Aunque parezca mentira, a estas alturas de la historia, hay sitios que parecen estar malditos; además de peligrosos, esos puntos geográficos solo conocen la fatalidad como regla de vida. De no creerse, pero es la realidad. La región de Cachemira, repartida entre la India y Pakistán, amenazada (o sobreprotegida, según el bando en el que se navegue), va al garete, olvidada por la divinidad o algo semejante. De sus gobernantes, ni hablar. En suma, la zona geopolítica de referencia es uno de los puntos más críticos del planeta, convertido, ahora, en una amenaza para la seguridad del mundo. La historia va para largo.

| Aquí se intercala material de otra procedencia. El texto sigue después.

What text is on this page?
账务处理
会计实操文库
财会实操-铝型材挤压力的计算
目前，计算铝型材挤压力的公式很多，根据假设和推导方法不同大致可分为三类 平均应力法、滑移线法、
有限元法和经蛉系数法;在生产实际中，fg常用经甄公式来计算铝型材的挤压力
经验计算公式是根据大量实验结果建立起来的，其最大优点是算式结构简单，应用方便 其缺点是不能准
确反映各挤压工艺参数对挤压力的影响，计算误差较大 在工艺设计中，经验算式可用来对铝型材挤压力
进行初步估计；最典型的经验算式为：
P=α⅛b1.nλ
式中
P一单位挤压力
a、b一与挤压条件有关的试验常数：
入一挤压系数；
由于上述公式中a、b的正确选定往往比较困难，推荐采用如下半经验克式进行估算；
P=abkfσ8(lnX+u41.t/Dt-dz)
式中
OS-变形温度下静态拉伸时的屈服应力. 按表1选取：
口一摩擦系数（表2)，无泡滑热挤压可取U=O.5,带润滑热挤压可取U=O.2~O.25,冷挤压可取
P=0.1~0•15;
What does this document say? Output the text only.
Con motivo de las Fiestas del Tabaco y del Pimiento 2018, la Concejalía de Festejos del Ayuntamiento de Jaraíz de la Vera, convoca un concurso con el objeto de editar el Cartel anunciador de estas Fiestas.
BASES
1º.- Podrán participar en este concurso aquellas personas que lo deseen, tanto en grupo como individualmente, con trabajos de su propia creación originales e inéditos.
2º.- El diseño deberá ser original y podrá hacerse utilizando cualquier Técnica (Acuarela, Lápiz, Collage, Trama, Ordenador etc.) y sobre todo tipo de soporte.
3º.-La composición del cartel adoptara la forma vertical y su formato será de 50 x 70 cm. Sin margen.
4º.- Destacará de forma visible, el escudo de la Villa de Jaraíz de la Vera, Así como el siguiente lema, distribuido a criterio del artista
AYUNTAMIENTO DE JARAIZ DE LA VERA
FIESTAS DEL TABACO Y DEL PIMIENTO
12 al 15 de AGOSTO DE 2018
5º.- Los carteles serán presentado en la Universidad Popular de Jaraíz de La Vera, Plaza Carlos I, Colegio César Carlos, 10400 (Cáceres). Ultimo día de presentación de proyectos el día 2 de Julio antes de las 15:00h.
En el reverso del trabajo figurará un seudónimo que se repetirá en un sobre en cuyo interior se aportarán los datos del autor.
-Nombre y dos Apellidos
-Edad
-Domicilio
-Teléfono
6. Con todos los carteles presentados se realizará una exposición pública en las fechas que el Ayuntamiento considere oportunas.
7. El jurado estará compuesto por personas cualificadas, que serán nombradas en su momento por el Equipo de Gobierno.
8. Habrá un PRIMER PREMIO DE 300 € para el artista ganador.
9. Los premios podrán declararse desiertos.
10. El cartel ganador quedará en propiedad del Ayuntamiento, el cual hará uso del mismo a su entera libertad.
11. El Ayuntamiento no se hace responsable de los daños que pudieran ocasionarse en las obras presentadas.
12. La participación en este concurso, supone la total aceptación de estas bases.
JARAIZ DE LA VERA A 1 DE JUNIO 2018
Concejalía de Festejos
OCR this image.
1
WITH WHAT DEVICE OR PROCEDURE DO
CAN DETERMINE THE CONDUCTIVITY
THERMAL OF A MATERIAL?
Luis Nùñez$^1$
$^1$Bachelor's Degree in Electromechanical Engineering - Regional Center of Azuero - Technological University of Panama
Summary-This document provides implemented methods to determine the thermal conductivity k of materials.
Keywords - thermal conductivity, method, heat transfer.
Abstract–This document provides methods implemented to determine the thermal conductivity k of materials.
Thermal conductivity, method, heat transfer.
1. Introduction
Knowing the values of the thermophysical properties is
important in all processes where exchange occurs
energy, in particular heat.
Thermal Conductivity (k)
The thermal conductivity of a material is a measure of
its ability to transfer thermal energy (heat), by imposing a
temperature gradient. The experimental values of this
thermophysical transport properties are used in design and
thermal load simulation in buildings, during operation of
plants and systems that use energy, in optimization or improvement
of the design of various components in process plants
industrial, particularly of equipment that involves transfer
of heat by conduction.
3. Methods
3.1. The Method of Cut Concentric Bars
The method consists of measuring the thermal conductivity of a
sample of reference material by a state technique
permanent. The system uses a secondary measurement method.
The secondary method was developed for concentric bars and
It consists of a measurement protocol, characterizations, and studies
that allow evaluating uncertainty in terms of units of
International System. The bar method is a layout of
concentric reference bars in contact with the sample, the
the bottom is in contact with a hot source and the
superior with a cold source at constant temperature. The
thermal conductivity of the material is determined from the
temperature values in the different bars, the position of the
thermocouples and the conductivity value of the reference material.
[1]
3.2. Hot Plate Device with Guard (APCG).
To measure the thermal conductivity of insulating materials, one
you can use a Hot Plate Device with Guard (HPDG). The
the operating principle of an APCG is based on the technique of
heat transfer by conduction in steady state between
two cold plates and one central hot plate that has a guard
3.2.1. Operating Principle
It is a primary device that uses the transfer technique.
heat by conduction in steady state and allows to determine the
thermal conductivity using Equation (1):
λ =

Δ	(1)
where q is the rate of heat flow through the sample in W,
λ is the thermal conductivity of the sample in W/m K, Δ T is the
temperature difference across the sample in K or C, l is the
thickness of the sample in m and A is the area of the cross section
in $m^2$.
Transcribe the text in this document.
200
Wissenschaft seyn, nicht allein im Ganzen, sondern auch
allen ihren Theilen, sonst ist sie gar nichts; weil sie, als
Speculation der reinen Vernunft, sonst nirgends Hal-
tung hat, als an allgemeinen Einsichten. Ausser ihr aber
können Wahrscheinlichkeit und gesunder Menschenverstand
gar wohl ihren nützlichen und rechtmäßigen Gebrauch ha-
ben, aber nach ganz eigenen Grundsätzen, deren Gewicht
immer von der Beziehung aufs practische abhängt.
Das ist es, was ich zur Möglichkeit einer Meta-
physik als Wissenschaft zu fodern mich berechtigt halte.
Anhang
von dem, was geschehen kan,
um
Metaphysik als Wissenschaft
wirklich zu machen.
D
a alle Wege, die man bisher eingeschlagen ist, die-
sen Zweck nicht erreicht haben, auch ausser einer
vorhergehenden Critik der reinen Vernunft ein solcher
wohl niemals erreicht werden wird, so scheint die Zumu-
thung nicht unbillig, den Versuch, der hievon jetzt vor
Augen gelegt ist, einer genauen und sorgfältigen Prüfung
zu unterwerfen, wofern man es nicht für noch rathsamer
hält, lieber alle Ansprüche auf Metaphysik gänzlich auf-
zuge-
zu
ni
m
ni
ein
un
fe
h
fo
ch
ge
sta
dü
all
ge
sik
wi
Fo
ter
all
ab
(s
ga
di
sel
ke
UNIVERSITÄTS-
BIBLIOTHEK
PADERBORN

Un somero repaso histórico vale la pena. La Segunda Guerra Mundial comenzó en la India en un ambiente muy diferente a la Primera, de 1914/1918. Las tropas indias del domino británico reclutadas en dicho conflicto —pese a una ola de terrorismo antibritánico que tuvo lugar en algunas regiones del país—, manifestaron lealtad a la Inglaterra del momento: 1,300,000 indios tomaron las armas y combatieron con coraje en Flandes y en el Cercano Oriente: más de cien mil de ellos encontraron la muerte en los combates. Por lo mismo, muchos de los habitantes del subcontinente esperaban que Inglaterra, al final de la guerra, acordaran la autonomía interna de la India. En agosto de 1917, el Secretario de Estado para la India, Edwin Samuel Montagu así lo prometió, y lo cumplió.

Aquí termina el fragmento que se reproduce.